WENN DIE GONDELN TRAUER TRAGEN
Großbritannien, Italien 1973
Regie: Nicolas Roeg
DarstellerInnen: Julie Christie, Donald
Sutherland, Hilary Mason, Cleilia Matania, Massimo Serato, Renato
Scarpa u.a.
Inhalt:
Bald nach dem Tod ihrer kleinen Tochter
Christine reisen John und Laura Baxter nach Venedig. Hier soll John
im Auftrag des Bischofs eine Kirche restaurieren. Bei einem Restaurant Besuch lernt das
britische Paar zwei ältere Schwestern aus Schottland kennen. Eine
der Frauen ist blind und besitzt hellseherische Fähigkeiten. Sie
erzählt Laura, dass Christine immer noch bei ihr ist und spricht
eine Warnung aus – John befindet sich hier in Venedig in
Lebensgefahr. Lauras Mann kann nicht verstehen, warum seine Frau der
blinden Lady Glauben schenkt, obwohl er selbst immer häufiger Dinge
sieht und erlebt, die nicht mehr rational zu erklären sind...

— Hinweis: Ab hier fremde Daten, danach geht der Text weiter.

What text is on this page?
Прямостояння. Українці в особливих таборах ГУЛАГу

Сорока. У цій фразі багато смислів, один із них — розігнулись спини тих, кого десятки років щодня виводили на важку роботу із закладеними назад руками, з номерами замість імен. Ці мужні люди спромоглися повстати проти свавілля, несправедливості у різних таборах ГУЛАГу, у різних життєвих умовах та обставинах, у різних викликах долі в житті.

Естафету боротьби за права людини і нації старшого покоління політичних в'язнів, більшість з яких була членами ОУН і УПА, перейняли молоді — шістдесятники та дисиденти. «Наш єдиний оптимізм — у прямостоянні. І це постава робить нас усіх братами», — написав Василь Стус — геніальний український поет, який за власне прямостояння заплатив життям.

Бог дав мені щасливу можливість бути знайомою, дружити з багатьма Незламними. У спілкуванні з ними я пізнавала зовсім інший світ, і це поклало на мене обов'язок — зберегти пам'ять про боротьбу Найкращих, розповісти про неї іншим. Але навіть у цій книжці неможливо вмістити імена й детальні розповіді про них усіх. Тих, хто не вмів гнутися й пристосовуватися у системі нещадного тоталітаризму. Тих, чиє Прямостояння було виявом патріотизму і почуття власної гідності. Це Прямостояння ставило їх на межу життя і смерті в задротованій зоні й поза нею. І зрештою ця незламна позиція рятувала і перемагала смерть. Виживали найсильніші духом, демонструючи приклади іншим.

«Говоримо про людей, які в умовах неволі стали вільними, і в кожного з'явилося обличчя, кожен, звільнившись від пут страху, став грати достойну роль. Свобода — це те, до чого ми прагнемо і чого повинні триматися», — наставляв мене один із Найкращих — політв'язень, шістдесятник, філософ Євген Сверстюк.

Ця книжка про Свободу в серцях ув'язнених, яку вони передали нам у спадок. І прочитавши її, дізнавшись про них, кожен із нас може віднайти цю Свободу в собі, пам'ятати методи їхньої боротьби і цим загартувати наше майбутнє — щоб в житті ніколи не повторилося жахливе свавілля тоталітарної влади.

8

Drama pur bereits in den ersten Minuten |
Laura am Tisch mit der Seherin (links) und deren Schwester |
Die ersten Minuten von "Wenn die
Gondeln Trauer tragen" sind auf emotionaler Ebene wahrscheinlich
die dramatischsten des gesamten Werks. Immer, wenn ich diese Szenen gesehen habe, hatte ich das Gefühl, dass da neben dem Offensichtlichen
(Christines Tod, dem Schock ihres Bruders und der Verzweiflung der
Eltern) zugleich etwas nicht Greifbares, nicht Beschreibbares ist.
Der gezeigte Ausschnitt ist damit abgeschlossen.